The Age of the Parthians
he Parthian civilization was a dominant feature of the ancient near East for some five centuries, and yet relatively little is known about it today. But it is established that in the mid-third century BCE, a bold and ambitious leader called Arsaces challenged Hellenic rule and led his armies to victory. The dynasty which he founded ruled over what became a mighty empire and restored the glory of Iran following the region’s conquest by Alexander the Great. This imperial eastern superpower, which lasted for 400 years and stretched from the Hindu Kush to Mesopotamia, withstood the might of Rome for centuries. The Parthian were nomadic horse-warriors who left few written records, concentrating rather on a rich oral and storytelling tradition. What knowledge we do have of these remarkable people derives primarily from their coinage and classical sources.

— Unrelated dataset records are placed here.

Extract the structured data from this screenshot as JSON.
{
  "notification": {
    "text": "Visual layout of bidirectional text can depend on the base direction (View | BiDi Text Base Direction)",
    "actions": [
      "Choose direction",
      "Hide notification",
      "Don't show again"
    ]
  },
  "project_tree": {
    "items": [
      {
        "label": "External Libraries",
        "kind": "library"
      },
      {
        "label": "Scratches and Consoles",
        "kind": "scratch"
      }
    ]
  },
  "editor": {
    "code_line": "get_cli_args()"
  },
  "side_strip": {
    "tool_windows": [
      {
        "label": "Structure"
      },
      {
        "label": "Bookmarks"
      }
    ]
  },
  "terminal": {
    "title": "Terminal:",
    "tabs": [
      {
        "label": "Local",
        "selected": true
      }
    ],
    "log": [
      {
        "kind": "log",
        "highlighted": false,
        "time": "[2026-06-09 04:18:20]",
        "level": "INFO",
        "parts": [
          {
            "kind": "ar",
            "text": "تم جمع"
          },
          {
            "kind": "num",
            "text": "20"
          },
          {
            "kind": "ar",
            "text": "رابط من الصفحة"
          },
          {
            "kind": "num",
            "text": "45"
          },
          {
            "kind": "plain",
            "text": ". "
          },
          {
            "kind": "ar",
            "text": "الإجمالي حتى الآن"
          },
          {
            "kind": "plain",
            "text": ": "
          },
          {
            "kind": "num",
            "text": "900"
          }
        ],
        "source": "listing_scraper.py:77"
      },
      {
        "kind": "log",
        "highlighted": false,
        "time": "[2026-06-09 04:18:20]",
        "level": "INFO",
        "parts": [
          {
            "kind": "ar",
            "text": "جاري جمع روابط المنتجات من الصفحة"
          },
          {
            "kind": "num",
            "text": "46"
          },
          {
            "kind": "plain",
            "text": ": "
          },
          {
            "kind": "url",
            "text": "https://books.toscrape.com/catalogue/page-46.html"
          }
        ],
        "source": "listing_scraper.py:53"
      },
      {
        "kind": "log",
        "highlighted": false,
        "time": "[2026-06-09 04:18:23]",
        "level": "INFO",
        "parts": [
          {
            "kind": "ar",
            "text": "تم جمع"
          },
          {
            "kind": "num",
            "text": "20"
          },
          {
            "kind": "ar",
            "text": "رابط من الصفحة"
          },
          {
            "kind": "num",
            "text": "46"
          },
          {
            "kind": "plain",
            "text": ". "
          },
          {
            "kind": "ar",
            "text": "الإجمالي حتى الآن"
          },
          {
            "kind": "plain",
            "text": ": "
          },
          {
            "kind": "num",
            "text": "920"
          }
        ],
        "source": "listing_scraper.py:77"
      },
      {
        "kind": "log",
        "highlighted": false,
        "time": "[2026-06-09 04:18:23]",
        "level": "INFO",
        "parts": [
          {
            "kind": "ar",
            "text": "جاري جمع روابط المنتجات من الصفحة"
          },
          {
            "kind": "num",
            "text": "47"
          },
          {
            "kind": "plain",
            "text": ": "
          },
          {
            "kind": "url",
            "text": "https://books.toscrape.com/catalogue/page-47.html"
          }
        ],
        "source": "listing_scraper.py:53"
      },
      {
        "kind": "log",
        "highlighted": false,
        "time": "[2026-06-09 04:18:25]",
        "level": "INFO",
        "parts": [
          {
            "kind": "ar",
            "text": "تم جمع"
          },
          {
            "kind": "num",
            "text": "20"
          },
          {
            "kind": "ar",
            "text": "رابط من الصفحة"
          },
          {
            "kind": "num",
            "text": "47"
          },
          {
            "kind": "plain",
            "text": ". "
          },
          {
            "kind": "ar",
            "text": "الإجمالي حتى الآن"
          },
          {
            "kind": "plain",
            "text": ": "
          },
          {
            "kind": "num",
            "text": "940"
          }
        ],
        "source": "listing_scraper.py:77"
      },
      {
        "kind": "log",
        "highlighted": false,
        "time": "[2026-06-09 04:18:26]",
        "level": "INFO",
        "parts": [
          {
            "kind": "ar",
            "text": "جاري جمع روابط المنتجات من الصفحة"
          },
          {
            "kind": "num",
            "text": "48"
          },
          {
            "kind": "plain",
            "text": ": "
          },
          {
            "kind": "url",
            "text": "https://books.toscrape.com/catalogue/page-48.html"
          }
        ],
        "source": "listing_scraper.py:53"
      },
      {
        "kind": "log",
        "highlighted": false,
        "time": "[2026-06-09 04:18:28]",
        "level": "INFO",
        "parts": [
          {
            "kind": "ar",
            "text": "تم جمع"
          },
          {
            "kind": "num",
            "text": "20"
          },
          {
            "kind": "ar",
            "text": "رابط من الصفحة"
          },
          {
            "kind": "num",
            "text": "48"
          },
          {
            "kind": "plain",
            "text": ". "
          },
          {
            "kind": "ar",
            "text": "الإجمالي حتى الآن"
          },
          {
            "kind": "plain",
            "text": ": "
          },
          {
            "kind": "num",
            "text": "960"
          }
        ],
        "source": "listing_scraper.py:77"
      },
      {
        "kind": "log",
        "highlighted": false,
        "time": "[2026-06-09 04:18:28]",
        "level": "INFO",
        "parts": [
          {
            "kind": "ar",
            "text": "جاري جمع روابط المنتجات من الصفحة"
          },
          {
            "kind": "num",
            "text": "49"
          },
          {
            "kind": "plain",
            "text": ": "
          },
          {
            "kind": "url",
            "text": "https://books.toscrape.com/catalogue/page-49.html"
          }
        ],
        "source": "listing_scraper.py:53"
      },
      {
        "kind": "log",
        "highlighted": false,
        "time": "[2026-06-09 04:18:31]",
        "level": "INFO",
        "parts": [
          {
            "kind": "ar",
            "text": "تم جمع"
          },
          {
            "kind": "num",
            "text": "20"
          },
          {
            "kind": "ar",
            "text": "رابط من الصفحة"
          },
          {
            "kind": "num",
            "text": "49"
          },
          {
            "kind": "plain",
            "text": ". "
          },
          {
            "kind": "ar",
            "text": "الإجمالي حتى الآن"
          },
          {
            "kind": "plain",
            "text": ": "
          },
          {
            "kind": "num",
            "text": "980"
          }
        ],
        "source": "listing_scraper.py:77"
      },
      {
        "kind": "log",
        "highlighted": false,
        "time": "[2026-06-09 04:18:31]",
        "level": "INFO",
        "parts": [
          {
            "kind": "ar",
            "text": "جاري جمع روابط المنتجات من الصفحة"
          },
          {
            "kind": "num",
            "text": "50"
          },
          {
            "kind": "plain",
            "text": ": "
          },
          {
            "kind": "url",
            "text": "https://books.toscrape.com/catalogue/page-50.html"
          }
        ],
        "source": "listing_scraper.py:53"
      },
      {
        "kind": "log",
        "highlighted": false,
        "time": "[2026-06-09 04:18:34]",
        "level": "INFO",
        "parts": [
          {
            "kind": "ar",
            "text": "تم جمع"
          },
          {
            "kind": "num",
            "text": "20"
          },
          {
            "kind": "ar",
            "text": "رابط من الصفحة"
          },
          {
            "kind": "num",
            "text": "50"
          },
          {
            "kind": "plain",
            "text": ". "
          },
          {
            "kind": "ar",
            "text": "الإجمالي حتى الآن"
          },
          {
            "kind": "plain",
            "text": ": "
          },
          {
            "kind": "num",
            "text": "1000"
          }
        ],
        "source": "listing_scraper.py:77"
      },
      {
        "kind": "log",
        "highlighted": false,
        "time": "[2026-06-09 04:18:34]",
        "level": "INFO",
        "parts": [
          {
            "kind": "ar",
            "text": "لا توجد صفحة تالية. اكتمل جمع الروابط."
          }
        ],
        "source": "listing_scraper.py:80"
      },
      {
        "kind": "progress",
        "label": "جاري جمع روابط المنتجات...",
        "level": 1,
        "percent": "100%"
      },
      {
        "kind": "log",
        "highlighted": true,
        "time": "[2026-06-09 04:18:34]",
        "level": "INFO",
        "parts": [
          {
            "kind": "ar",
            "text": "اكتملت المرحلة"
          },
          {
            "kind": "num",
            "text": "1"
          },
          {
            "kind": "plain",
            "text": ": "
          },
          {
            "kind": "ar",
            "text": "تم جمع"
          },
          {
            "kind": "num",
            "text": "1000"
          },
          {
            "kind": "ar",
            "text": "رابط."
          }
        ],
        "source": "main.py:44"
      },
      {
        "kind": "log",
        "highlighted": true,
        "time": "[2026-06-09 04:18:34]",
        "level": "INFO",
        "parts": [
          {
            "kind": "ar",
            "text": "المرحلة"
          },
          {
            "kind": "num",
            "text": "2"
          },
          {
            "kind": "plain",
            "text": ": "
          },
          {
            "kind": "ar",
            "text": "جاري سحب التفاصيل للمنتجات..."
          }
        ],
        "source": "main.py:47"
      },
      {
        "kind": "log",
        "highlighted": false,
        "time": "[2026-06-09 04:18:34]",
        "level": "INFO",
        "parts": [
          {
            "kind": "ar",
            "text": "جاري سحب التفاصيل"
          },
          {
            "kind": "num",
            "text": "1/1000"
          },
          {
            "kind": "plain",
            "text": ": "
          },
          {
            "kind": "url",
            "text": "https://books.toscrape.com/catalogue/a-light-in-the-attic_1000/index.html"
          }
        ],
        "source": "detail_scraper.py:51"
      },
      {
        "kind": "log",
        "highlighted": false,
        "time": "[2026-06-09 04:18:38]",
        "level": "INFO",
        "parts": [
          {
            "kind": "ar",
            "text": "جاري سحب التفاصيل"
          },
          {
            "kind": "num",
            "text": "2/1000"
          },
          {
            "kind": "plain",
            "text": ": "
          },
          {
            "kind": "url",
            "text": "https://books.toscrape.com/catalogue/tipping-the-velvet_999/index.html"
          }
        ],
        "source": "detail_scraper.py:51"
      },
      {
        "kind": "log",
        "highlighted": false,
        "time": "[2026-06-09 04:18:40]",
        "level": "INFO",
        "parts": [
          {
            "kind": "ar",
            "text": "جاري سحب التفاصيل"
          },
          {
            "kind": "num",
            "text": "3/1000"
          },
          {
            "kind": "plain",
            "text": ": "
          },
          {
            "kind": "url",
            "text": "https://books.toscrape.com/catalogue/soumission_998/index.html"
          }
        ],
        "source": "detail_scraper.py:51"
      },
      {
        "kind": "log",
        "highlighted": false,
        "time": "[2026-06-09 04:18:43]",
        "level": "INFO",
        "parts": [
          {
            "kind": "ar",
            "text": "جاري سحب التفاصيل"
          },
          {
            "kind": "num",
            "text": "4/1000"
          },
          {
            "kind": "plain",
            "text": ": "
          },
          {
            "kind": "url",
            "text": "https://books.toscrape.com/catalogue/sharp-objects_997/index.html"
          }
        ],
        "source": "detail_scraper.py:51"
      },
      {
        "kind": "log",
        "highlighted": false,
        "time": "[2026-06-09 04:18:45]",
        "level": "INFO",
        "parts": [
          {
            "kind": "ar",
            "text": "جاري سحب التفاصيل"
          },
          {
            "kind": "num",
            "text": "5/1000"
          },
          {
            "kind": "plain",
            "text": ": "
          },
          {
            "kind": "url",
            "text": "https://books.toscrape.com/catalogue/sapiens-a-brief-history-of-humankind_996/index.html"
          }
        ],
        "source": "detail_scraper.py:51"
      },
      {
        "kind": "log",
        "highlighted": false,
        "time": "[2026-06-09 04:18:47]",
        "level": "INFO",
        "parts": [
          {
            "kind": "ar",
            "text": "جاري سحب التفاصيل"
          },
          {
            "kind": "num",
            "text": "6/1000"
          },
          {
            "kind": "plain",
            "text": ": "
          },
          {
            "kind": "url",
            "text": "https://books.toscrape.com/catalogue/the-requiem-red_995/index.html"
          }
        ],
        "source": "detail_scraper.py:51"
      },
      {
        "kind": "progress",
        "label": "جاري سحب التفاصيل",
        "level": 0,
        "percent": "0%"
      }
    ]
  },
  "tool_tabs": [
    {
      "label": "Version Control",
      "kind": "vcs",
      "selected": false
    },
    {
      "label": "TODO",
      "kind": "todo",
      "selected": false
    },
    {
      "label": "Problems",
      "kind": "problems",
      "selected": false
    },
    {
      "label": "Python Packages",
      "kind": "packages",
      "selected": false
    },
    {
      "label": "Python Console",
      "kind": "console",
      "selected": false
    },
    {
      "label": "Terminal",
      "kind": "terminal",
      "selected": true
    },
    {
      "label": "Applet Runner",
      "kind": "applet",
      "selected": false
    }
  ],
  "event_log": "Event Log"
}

In this book, distinguished scholars examine – from a variety of perspectives – the origins of the Parthians or Arsacids, their history, religion, art and culture, as well as perceptions of their empire through the lens of both imperial Rome and China. Vesta Sarkhosh Curtis discusses the legacy of Parthian art and coins and how these emerged from an amalgamation of Near Eastern, Iranian and Hellenistic motifs. David Bivar writes about the greatest of the Indo-Parthian kings, Gondophares, who reigned from CE 19 – 45, and is celebrated for his encounter with the Christian apostle Thomas. Josef Wiesehöfer examines the dark ages of Persis (Fars) at the beginning of the third and second centuries BCE, when it was governed b a local Persian dynasty, and assesses the relationship that it had with its overlords. Rolf Schneider views the Roman imagery of the Parthians as a crucial medium representing core western ideas about the cultures of the east. He suggests that this occidental preoccupation with the Orient was a precursor to modern orientalism. Wang Tao examines traditional Chinese records of the Parthians that were written while both empires exchanged envoys and ambassadors, and were jointly responsible for the opening of the Silk Road. He highlights the significance o the cultural history of ancient Iran gained through the Chinese accounts. In the final chapter of the volume Oktor Skjærvø discusses various aspects of the ancient Zoroastrian religious text of the Videvdad, including the cosmological myth of creation, and the final renewal of the world after the expulsion of the forces of darkness.
Editors
Dr Vesta Sarkhosh Curtis is Curator of Middle Eastern Coins at the British Museum and is responsible for its collection of pre-Islamic Iranian coins (from the third-century BC until the middle of the seventh-century AD), which includes both Parthian and Sasanian coins. She also looks after coins of the Islamic world beginning with the Umayyad and Abbasid periods and including coins of the Samanid and Buyid, Seljuk, Mamluk, Ayyubid and Fatimid, Ilkhanid and Timurid, Safavid and Qajar dynasties. Projected have included The Sasanian Coin Project, a collaborative project with the National Museum of Iran in Tehran, and now successfully completed. The result is a two-volume Sylloge of Sasanian coins of the third- to seventh-centuries AD while Dr Sarkhosh Curtis currently jointly-directs the International Parthian Coin Project, The Sylloge Nummorum Parthicorum (SNP), and is Joint Editor of the SNP series. This multi-institutional project will record Parthian coins of the third-century BC to the third-century AD found in London, Vienna, Tehran, Paris, Berlin, and the American Numismatic Society, New York.
Dr Sarah Stewart is Lecturer in Zoroastrianism in the Department of the Study of Religions at the School of Oriental and African Studies, University of London and Deputy Director of the London Middle East Institute, also at SOAS. She has been co-convenor of the ‘Idea of Iran’ symposia since its inception in 2006 and has co-edited five volumes in the ‘Idea of Iran’ publication series with I.B.Tauris. She serves on the Academic Council of the Iran Heritage Foundation and has been a longstanding Fellow of the British Institute of Persian Studies, most recently serving as its Honorary Secretary until 2013, in which year Dr Stewart co-organised the acclaimed exhibition: ‘The Everlasting Flame: Zoroastrianism in History and Imagination’. Her publications include studies on Parsi and Iranian-Zoroastrian living traditions and is currently working on a publication (in collaboration with Mandana Moavenat) on contemporary Zoroastrianism in Iran.